I found an engine from a '98 XJ not far from me and the price was right, so I went and picked it up. Most of the write-up's I've seen regarding doing a 4.0 swap are directed toward the OBDI system that was produced '91-'95. OBDII is the more current system that was around from '96 to '01 or so.
Mechanically, there is little to no difference between the two. Pretty much all the differences are in the sensors and communications protocol.
As of now, I've competed the physical swapping of the engines. That is to say, I've pulled my 258 out, and got the 4.0 bolted up to the frame and transmission. That was pretty straightforward. There were only a couple things that needed to be addressed, and these are common to all 4.0 swaps (as far as I can tell).

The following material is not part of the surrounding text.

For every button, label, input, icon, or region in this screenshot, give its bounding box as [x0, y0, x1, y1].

First, the pilot bushing from the 258 doesn't fit in the 4.0. I had read in several places that the recess in the 4.0 crank would be unfinished, and I'd have to measure the actual dimension and machine the bushing to fit. Well, my 4.0 had a finished bore, and it was 1.000". I had bought a couple stock 258 pilot bushings from RockAuto for ~$4 ea, so I took one and turned it down on a lathe to fit. Slid right in.
Second, I had to add a hole and make a bracket for the Crank Position Sensor on the bellhousing. I simply followed instructions found here
. Again, this is common to the OBDI and OBDII setups.
Third, the motor mounts from the 258 bolt right up to the 4.0. There is one bolt that is not like the others... The rear-most bolt on the drivers side of the block is M12 thread, not 3/8-16 like the others. This requires drilling out the bracket a little.
So, I've addressed these details and have bolted the engine in place. Very straight forward. Now on to the wiring and emissions equipment.
This is where the OBDII is different. Being that I want to continue to register this Jeep in California, I need to bring over all the emissions equipment from the '98. This includes the Cat (with O2 sensors up and down-stream), evap canister, evap purge solenoid, leak detection pump, CEL, and diagnostic port. I haven't actually completed this part yet, but I'll be sure to post updates and questions as I go.
EDIT: 5/22/16: Apparently ImageShack has decided to not let me link to my photos hosted on their "free" site unless I pay for a premium membership. So, many photos are not currently available.